Il titolo è un indirizzo, un’indicazione d’uso quasi banale nella sua millimetrica evidenza. Dopo averla udita dall’I Ching, il libro oracolare cinese, lo scrittore francese Carrère vi ha aderito in ogni sua forma e conseguenza.

Titolo:
Propizio è avere ove recarsi
Autore:
Emmanuel Carrère
Casa Editrice:
Adelphi
Pagine:
429

IL LIBRO. In questo libro che è un po’ il riassunto di Emmanuel, uomo e scrittore inscindibili sempre, non si trova una riposante trama ma più un resoconto letterario, come fosse un viaggio attorno agli ultimi 25 anni della sua scrittura. Ci sono interviste riuscite male, appunti per un libro che non sarà mai, un riassunto della Romania spartita tra Ceaușescu e Dracula e poi, come è sempre peculiare alla sua prosa modellata dalle «intromissioni», storie personali che si fondono con l’esigenza spietata di descrivere quanto si vive, per scomporlo, per organizzarlo e, in parte, per fuggirlo nella sua interezza.

L’AUTORE. Conosciuto per Limonov, per l’Avversario, per Il Regno, per il meraviglioso Un Romanzo Russo, Carrère è anche penna sublime sulla carta stampata, Le Monde in primis, con esiti che sanno toccare l’eccelso, mentre sfiorano la provocazione nella sua forma più ragionevole (leggere la genesi di Facciamo un gioco, per credere). Il suo libro più commovente che non si può davvero evitare di leggere è, e rimane, Vite che non sono la mia. Nelle ultime pagine, cita Céline per rendere indelebile a noi e a se stesso quello che è arrivato a concepire. «Forse è questo che cerchiamo nella vita, nient’altro, il più grande dolore possibile per diventare noi stessi prima di morire».

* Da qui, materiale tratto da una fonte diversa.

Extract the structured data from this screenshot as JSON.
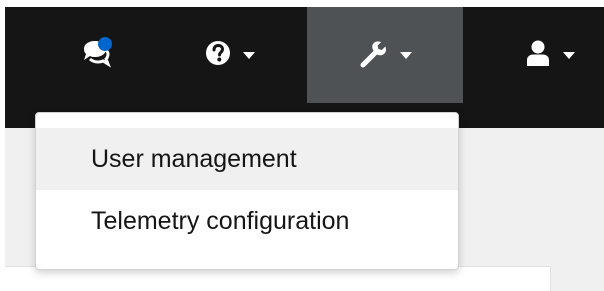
{
  "masthead": {
    "notifications_icon": "chat-bubbles-icon",
    "help_icon": "question-circle-icon",
    "tools_icon": "wrench-icon",
    "user_icon": "user-icon",
    "colors": {
      "background": "#151515",
      "active_background": "#4f5255",
      "notification_badge": "#0066cc"
    }
  },
  "tools_menu": {
    "items": [
      {
        "label": "User management"
      },
      {
        "label": "Telemetry configuration"
      }
    ]
  }
}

NOTE A MARGINE. E poi c’è la vita di Emmanuel Carrère che irrompe e si rende letteraria, dunque universale, quando descrive nel dettaglio il gioco disperato che hanno allestito, una notte, nella stanza di un piccolo hotel, lui e la sua Hélene per non pensare alla telefonata che dovevano ricevere dall’ospedale: quella notte Juliette, la sorella di Hélene, sarebbe morta di cancro. Come mitigare l’attesa di un dolore che si sa inevitabile? Si sono messi a scrivere su un pezzo di carta come erano buffe le lampadine di quella stanzetta opaca, con le pareti gialle. Hanno descritto il luogo della sofferenza, per dire dell’indicibile solo nei suoi contorni. «Perché io so che per essere abitabile, l’infelicità deve andare per gradi».